Case Study - Frankenstein / Magnificent Productions

 

Frankenstein / Magnificent Productions

It began as a personal project. One cold April morning in 2023, I took my new drone to Seacliff Beach in East Lothian — a private stretch of coastline I’d been given permission to use. The beach was deserted, the light was perfect, and I wanted to test the limits of what the drone could do.

I spent hours experimenting, high frame rates, slow pans, top-down shots, and anything else that came to mind. Back home, I edited the footage into a short video and quietly uploaded it to Vimeo. It had a modest response, but I liked it.

A few months later, I got an email that stopped me in my tracks. A CGI studio in Canada, called Herne Hill, had been scouting locations for Guillermo del Toro’s new film Frankenstein. They’d found my video — and the location. They wanted me to shoot aerial sequences for the production.
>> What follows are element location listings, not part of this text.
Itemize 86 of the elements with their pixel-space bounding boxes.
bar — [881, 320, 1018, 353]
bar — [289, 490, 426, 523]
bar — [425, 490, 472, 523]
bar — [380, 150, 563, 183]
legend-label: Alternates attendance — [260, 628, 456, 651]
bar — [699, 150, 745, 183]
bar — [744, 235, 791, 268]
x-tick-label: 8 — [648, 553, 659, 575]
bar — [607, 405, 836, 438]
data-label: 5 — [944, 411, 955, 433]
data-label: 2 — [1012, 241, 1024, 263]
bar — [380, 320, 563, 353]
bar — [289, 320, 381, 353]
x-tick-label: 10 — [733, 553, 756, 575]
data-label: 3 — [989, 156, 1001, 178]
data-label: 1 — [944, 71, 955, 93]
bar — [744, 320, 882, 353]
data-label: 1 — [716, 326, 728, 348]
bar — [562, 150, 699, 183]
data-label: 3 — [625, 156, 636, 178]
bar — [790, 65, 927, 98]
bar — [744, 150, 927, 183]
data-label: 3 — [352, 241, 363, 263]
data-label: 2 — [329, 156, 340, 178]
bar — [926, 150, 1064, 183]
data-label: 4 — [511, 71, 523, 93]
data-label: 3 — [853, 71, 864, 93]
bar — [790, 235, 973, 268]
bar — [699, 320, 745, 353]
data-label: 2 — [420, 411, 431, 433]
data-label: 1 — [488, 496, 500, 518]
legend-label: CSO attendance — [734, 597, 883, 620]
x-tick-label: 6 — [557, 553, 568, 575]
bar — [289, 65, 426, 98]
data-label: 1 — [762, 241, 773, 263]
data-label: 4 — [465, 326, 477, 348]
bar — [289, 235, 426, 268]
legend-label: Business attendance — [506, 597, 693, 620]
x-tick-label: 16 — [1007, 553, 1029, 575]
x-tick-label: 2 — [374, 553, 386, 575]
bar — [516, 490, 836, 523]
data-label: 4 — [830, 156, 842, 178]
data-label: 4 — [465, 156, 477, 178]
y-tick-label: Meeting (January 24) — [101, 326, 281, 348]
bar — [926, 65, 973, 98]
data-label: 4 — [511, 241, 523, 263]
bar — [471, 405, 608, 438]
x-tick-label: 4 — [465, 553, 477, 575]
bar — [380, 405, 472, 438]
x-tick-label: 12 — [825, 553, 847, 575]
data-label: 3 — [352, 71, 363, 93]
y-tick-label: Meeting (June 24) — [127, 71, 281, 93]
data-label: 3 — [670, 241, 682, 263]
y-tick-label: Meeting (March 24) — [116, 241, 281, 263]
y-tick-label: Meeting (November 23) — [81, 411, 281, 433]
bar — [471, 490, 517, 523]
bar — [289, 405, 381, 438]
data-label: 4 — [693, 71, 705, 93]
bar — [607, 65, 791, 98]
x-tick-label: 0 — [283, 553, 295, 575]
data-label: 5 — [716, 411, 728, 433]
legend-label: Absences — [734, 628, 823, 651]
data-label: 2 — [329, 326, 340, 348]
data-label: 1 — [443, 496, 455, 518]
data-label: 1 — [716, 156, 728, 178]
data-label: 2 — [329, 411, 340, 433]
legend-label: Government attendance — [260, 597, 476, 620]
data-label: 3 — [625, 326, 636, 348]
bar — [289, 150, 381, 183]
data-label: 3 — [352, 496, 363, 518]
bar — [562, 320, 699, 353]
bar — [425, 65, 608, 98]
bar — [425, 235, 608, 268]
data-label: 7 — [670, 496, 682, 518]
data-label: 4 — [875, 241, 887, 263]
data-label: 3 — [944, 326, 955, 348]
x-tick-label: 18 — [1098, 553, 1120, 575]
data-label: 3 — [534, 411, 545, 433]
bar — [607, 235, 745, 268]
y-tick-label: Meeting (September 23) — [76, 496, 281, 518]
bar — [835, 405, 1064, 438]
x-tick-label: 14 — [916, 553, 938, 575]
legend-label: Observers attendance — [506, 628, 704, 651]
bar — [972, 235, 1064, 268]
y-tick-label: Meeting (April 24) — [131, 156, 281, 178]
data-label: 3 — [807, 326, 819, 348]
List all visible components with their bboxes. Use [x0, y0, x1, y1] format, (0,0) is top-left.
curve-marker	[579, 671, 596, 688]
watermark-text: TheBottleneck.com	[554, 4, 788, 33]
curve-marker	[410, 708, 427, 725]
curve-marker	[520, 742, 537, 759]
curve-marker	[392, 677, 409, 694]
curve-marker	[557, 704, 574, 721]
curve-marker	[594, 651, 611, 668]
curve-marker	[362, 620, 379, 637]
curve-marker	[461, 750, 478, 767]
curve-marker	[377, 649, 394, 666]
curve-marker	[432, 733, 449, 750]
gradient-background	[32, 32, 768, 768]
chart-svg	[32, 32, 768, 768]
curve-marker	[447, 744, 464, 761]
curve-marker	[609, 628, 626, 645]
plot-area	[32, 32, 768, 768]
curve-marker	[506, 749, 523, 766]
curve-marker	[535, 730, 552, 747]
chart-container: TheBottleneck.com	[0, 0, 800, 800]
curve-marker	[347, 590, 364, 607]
Knowing the scale of what was needed, I called in Hazel Palmer, a veteran TV videographer, and together we hired the DJI Inspire 3 — a £30,000 drone built for cinematic work. I flew; Hazel operated the camera. Between us, we captured a series of shots that would go on to form part of the film’s visual world.

Now, more than twenty months later, with Frankenstein finally released, I can share the story. What started as a personal experiment on a quiet beach ended up on the big screen. Proof, perhaps, that you never know who’s watching — or where a creative experiment might lead.